Protein-coding gene in the species Homo sapiens

Inosine triphosphate pyrophosphatase is an enzyme that in humans is encoded by the ITPA gene, by the rdgB gene in bacteria E.coli and the HAM1 gene in yeast S. cerevisiae; the protein is also encoded by some RNA viruses of the Potyviridae family. Two transcript variants encoding two different isoforms have been found for this gene. Also, at least two other transcript variants have been identified which are probably regulatory rather than protein-coding.

== Function ==

The protein encoded by this gene hydrolyzes inosine triphosphate and deoxyinosine triphosphate to the monophosphate nucleotide and diphosphate.
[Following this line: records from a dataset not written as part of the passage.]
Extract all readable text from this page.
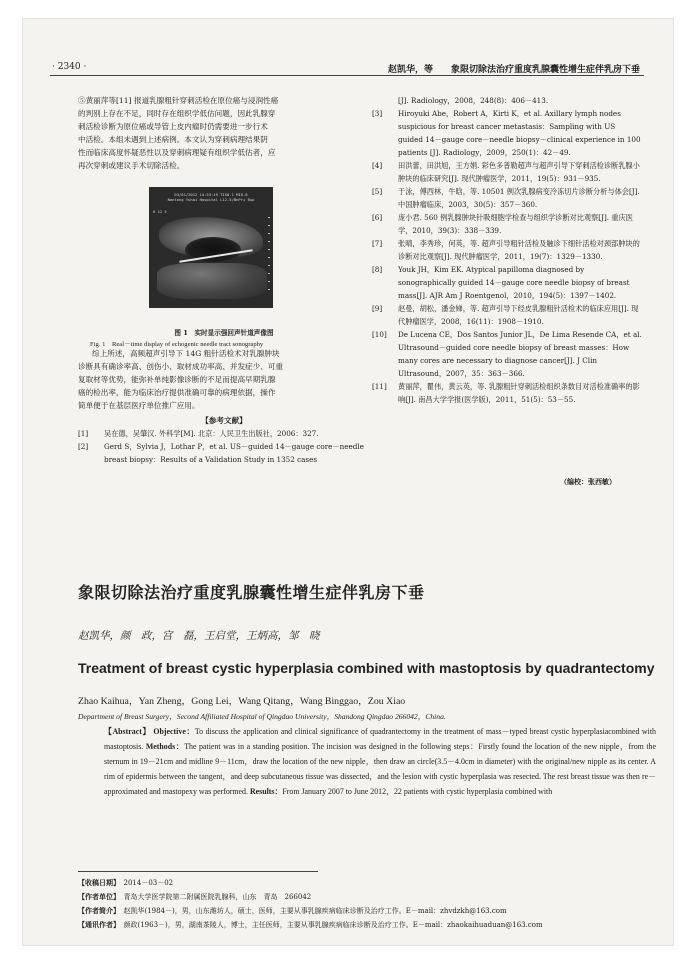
· 2340 ·	赵凯华，等　　象限切除法治疗重度乳腺囊性增生症伴乳房下垂

⑤黄丽萍等[11] 报道乳腺粗针穿刺活检在原位癌与浸润性癌

的判别上存在不足，同时存在组织学低估问题，因此乳腺穿

刺活检诊断为原位癌或导管上皮内瘤时仍需要进一步行术

中活检。本组未遇到上述病例。本文认为穿刺病理结果阴

性而临床高度怀疑恶性以及穿刺病理疑有组织学低估者，应

再次穿刺或建议手术切除活检。

03/01/2012 14:53:19 TIS0.1 MI0.8
Nantong Yuhai Hospital L12-5/BnPri Bup
0 12 5
图 1　实时显示强回声针道声像图
Fig. 1　Real－time display of echogenic needle tract sonography

综上所述，高频超声引导下 14G 粗针活检术对乳腺肿块

诊断具有确诊率高、创伤小、取材成功率高、并发症少、可重

复取材等优势，能弥补单纯影像诊断的不足而提高早期乳腺

癌的检出率，能为临床治疗提供准确可靠的病理依据，操作

简单便于在基层医疗单位推广应用。

【参考文献】

[1]	吴在德，吴肇汉. 外科学[M]. 北京：人民卫生出版社，2006：327.
[2]	Gerd S，Sylvia J，Lothar P，et al. US－guided 14－gauge core－needle breast biopsy：Results of a Validation Study in 1352 cases
[J]. Radiology，2008，248(8)：406－413.
[3]	Hiroyuki Abe，Robert A，Kirti K，et al. Axillary lymph nodes suspicious for breast cancer metastasis：Sampling with US guided 14－gauge core－needle biopsy－clinical experience in 100 patients [J]. Radiology，2009，250(1)：42－49.
[4]	田洪蕾，田洪旭，王方娟. 彩色多普勒超声与超声引导下穿刺活检诊断乳腺小肿块的临床研究[J]. 现代肿瘤医学，2011，19(5)：931－935.
[5]	于泳，傅西林，牛晗，等. 10501 例次乳腺病变冷冻切片诊断分析与体会[J]. 中国肿瘤临床，2003，30(5)：357－360.
[6]	庞小君. 560 例乳腺肿块针吸细胞学检查与组织学诊断对比观察[J]. 重庆医学，2010，39(3)：338－339.
[7]	张晴，李秀珍，何英，等. 超声引导粗针活检及触诊下细针活检对颈部肿块的诊断对比观察[J]. 现代肿瘤医学，2011，19(7)：1329－1330.
[8]	Youk JH，Kim EK. Atypical papilloma diagnosed by sonographically guided 14－gauge core needle biopsy of breast mass[J]. AJR Am J Roentgenol，2010，194(5)：1397－1402.
[9]	赵曼，胡松，潘金娣，等. 超声引导下经皮乳腺粗针活检术的临床应用[J]. 现代肿瘤医学，2008，16(11)：1908－1910.
[10]	De Lucena CE，Dos Santos Junior JL，De Lima Resende CA，et al. Ultrasound－guided core needle biopsy of breast masses：How many cores are necessary to diagnose cancer[J]. J Clin Ultrasound，2007，35：363－366.
[11]	黄丽萍，瞿伟，黄云英，等. 乳腺粗针穿刺活检组织条数目对活检准确率的影响[J]. 南昌大学学报(医学版)，2011，51(5)：53－55.
（编校：张西敏）
象限切除法治疗重度乳腺囊性增生症伴乳房下垂
赵凯华，颜　政，宫　磊，王启堂，王炳高，邹　晓
Treatment of breast cystic hyperplasia combined with mastoptosis by quadrantectomy
Zhao Kaihua，Yan Zheng，Gong Lei，Wang Qitang，Wang Binggao，Zou Xiao
Department of Breast Surgery，Second Affiliated Hospital of Qingdao University，Shandong Qingdao 266042，China.
【Abstract】 Objective：To discuss the application and clinical significance of quadrantectomy in the treatment of mass－typed breast cystic hyperplasiacombined with mastoptosis. Methods：The patient was in a standing position. The incision was designed in the following steps：Firstly found the location of the new nipple，from the sternum in 19－21cm and midline 9－11cm，draw the location of the new nipple，then draw an circle(3.5－4.0cm in diameter) with the original/new nipple as its center. A rim of epidermis between the tangent，and deep subcutaneous tissue was dissected，and the lesion with cystic hyperplasia was resected. The rest breast tissue was then re－approximated and mastopexy was performed. Results：From January 2007 to June 2012，22 patients with cystic hyperplasia combined with
【收稿日期】　 2014－03－02
【作者单位】　 青岛大学医学院第二附属医院乳腺科，山东　青岛　266042
【作者简介】　 赵凯华(1984－)，男，山东潍坊人，硕士，医师，主要从事乳腺疾病临床诊断及治疗工作。E－mail：zhvdzkh@163.com
【通讯作者】　 颜政(1963－)，男，湖南茶陵人，博士，主任医师，主要从事乳腺疾病临床诊断及治疗工作。E－mail：zhaokaihuaduan@163.com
The enzyme possesses specificity to multiple substrates, and acts on other nucleotides including xanthosine triphosphate and deoxyxanthosine triphosphate. The encoded protein, which is a member of the HAM1 NTPase protein family, is found in the cytoplasm and acts as a homodimer.

== Clinical significance ==

Defects in the encoded protein can result in inosine triphosphate pyrophosphorylase deficiency. The enzyme ITPase dephosphorylates ribavirin triphosphate in vitro to ribavirin monophosphate, and reduced ITPase activity in 30% of humans potentiates mutagenesis in hepatitis C virus. Gene variants predicting reduced predicted ITPase activity have been associated with decreased risk of ribavirin-induced anemia, increased risk of thrombocytopenia, lower ribavirin concentrations, as well as a ribavirin-like reduced relapse risk following interferon-based therapy for hepatitis C virus (HCV) genotype 2 or 3 infection.